The latest iteration of the BMO Global Asset Management survey showed that prior to the reform’s announcement in November, buyout activity slowed and inflation hedging decreased, proving true the long-standing prediction that the reform would release pent-up demand.
Pensions Expert reported at the time on the 16 per cent quarter-on-quarter fall in last year’s third quarter, reflecting ongoing concerns about the precise nature of the expected reform.
Inflation hedging had fallen to approximately £34.4bn in the third quarter, but rebounded to £36.5bn in the fourth quarter, according to the survey.
Switching activity increased immediately prior to the announcement as some market participants banked on the prospect of compensation for index-linked gilt holders, though the reform in the end made no such allowances.
Nevertheless, the expectation pushed gilt inflation break-evens to “extreme levels” versus swaps, triggering “contrarian or dynamic investors” to oppose the move, the survey found.
“Together, these made a significant contribution to overall inflation trading over the quarter.”
Interest rate hedging remained high in the third quarter, but fell by three per cent to £41.8bn in the fourth quarter, the survey showed.

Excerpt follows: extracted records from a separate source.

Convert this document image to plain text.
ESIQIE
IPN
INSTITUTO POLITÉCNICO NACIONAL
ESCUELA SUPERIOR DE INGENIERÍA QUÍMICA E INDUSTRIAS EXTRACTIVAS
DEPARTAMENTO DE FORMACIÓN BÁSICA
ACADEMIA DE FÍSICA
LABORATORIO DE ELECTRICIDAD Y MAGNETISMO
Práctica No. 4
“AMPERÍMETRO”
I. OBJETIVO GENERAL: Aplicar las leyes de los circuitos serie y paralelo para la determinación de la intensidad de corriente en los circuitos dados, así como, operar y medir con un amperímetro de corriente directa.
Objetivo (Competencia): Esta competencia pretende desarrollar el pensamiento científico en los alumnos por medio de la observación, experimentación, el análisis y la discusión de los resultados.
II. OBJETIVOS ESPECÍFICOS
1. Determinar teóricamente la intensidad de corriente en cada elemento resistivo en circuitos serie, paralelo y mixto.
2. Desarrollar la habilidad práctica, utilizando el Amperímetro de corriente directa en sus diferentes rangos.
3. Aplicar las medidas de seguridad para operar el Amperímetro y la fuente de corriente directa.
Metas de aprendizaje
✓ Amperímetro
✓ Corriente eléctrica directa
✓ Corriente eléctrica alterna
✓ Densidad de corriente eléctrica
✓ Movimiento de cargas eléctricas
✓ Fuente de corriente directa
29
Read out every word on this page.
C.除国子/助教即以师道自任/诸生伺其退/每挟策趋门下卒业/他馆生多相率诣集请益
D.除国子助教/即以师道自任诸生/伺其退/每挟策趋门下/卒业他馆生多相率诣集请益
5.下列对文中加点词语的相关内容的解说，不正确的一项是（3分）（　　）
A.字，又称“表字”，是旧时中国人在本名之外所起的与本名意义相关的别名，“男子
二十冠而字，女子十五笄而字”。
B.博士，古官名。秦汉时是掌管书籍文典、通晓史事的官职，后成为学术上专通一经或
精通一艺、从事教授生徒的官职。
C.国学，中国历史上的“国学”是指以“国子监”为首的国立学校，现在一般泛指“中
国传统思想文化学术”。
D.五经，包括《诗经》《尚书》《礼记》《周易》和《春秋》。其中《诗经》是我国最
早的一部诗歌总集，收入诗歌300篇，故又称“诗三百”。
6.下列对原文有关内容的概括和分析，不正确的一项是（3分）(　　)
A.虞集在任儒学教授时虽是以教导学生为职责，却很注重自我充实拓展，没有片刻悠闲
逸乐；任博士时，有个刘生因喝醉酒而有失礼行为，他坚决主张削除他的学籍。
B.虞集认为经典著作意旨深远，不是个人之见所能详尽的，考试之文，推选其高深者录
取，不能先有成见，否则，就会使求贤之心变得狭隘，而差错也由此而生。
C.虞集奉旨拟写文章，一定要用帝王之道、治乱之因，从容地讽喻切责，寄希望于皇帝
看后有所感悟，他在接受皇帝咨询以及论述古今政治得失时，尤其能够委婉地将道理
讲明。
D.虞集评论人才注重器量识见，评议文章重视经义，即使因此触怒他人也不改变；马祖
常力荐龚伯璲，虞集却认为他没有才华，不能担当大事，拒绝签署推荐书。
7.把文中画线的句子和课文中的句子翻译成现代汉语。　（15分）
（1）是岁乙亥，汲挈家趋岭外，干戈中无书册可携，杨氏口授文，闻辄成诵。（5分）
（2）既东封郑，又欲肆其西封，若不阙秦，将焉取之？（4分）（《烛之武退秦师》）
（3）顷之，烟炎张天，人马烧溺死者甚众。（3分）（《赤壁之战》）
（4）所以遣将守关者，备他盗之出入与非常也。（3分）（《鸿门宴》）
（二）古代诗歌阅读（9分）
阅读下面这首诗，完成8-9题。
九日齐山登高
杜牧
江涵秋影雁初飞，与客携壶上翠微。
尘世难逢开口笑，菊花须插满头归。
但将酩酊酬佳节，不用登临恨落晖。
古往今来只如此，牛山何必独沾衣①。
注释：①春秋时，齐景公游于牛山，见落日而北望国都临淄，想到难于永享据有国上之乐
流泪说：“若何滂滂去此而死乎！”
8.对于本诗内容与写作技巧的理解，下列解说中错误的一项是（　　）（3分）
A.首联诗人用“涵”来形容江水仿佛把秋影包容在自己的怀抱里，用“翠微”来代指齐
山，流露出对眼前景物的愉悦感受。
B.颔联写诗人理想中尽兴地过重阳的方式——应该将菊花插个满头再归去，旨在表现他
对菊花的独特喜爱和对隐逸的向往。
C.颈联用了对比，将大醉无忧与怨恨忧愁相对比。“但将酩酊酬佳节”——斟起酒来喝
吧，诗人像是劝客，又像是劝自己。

According to Rosa Fenwick, liability-driven investments portfolio manager at BMO Global Asset Management, the fourth quarter “brought a resolution to the long-standing question around RPI reform, with the switch to CPIH occurring in 2030 with no compensation”.
“While the result of RPI reform was largely anticipated by the market, this likelihood was only partially priced in,” she said.
“On the face of it, this news was expected to cause long-dated RPI rates to fall. Instead, the impact of pent-up demand and lack of supply turned this on its head as investors piled into RPI once the uncertainty had been resolved.
“While the wedge between CPI and RPI decreased as expected, instead of RPI moving closer to CPI, RPI acted as the anchor.”
The survey, which asked investment bank derivatives’ trading desks for their predictions for pension scheme liability hedging for the year ahead, found most respondents expected higher inflation and nominal yields, though predictions for the outcome of real yields “are more nuanced”.